Heads up: placeholder draft for AJ to rewrite in his own voice. Numbers and program names are pulled from the public site bio, but the framing here is a first pass.
I’ve now mentored startups across Brinc, Mashroo3i Launchpad and Misk Launchpad — a few of them in real depth, most for shorter sessions. The teams are wildly different on the surface: different industries, different stages, different countries. But three patterns repeat almost every time.
Pattern 1 — They’ve built more than they’ve sold
Founders in the region often come from technical backgrounds and the regional talent market makes building cheap. So the team builds, and builds, and builds — and the first paying customer is still six months away.
I’ve started asking, very early: what’s the smallest version of this that I could pay you for today?

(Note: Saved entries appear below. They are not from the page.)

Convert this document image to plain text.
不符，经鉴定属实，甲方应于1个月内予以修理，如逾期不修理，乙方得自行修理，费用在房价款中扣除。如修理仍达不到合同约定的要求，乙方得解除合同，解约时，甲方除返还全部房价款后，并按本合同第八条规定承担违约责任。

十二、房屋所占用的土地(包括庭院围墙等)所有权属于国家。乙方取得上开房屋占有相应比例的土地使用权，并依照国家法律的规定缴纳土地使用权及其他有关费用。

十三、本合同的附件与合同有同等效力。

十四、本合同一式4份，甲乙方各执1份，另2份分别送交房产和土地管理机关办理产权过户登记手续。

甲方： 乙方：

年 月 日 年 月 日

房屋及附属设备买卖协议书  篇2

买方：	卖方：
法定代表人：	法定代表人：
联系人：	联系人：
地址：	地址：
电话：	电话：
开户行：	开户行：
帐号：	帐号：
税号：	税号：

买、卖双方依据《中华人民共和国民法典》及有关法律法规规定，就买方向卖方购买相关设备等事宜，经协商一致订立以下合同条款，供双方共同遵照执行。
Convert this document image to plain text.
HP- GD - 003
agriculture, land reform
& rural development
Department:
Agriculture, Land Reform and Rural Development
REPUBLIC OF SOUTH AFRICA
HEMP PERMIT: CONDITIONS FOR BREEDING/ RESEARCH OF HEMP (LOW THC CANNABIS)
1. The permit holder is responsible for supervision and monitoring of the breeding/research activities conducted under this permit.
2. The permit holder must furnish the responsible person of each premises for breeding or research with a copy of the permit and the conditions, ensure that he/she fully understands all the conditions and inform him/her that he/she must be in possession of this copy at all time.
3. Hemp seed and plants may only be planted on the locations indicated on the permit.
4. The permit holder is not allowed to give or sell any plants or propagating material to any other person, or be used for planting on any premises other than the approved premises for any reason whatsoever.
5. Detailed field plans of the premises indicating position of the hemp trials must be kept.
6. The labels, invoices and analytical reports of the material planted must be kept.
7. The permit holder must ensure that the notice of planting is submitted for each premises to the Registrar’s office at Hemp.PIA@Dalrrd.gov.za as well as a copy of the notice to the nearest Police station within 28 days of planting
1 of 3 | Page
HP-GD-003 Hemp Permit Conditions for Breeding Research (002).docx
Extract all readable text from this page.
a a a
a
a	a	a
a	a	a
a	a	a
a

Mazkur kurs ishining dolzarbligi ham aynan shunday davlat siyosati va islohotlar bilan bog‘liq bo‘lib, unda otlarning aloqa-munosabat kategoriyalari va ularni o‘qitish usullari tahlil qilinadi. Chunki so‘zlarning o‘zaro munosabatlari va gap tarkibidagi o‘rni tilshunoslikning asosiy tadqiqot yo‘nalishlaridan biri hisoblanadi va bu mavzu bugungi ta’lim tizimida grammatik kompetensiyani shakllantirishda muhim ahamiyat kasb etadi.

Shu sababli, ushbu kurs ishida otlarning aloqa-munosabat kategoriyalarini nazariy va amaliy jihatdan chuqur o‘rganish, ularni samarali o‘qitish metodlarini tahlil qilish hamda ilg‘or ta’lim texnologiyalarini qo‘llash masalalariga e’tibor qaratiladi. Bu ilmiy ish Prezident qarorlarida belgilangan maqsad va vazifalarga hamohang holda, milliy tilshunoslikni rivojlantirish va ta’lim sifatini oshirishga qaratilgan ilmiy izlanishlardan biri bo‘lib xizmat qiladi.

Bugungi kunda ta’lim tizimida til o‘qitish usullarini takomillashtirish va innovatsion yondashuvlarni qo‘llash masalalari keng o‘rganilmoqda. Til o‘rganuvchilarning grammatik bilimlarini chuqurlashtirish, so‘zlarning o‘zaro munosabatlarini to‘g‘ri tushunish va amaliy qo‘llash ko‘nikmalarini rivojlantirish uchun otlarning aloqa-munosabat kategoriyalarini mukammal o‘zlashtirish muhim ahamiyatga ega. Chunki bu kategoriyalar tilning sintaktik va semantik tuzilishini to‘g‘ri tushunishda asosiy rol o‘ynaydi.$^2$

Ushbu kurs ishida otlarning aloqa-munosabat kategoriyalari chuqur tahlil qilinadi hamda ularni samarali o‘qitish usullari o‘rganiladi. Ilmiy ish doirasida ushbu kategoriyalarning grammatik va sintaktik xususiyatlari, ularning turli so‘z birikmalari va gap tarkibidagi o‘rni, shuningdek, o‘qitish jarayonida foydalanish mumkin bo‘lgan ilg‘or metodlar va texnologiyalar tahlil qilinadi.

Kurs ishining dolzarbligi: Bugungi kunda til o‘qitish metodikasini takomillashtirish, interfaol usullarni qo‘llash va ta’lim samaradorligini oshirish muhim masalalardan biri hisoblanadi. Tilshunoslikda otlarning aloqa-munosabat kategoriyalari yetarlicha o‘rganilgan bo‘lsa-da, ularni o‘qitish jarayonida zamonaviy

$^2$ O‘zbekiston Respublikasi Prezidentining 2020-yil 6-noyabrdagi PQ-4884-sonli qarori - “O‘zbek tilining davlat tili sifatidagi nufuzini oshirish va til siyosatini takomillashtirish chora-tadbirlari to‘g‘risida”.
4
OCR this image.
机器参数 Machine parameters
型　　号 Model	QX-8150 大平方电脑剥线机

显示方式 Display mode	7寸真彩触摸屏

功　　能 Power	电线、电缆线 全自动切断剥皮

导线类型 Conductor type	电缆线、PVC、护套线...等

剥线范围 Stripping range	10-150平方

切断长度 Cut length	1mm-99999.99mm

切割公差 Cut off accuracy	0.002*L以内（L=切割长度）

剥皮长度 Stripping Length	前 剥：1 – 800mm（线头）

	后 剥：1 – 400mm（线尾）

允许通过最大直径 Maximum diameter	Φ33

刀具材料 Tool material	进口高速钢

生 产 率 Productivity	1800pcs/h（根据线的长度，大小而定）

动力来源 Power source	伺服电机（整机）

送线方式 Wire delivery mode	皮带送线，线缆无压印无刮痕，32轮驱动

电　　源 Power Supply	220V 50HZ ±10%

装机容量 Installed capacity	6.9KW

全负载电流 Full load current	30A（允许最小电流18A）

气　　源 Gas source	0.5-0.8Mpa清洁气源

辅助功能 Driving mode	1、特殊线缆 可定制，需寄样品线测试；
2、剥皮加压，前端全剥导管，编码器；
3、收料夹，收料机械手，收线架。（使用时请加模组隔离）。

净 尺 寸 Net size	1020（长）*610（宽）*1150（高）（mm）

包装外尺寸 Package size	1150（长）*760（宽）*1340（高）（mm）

The answer is often something the founder can ship in two weeks. Two weeks of selling almost always beats two months of building.
Pattern 2 — They’re solving a regional problem with global tooling
This one’s quieter but deadly. Founders read [Lenny / a16z / Reforge] and apply growth tactics that assume Stripe-grade payments, fast cross-border ops, and SaaS-friendly buyers. None of that is true in much of MENA.
Re-grounding the playbook in who actually buys, how they pay, and what cycle time looks like changes the product itself, not just the marketing.
Pattern 3 — Their advisors aren’t accountable
Most early-stage advisors give an hour of opinions and disappear. The founders who actually move forward are the ones whose advisors have something at stake — equity, public reputation, or just a recurring 30-minute slot on the calendar they have to show up for.
If you’re a founder reading this: ask your advisors what would make them uncomfortable if you failed. If the honest answer is “nothing,” you don’t have an advisor, you have a fan.
Mentorship is a strange thing to write about because every founder thinks their situation is the unique one. It almost never is — which is exactly why mentorship works at all.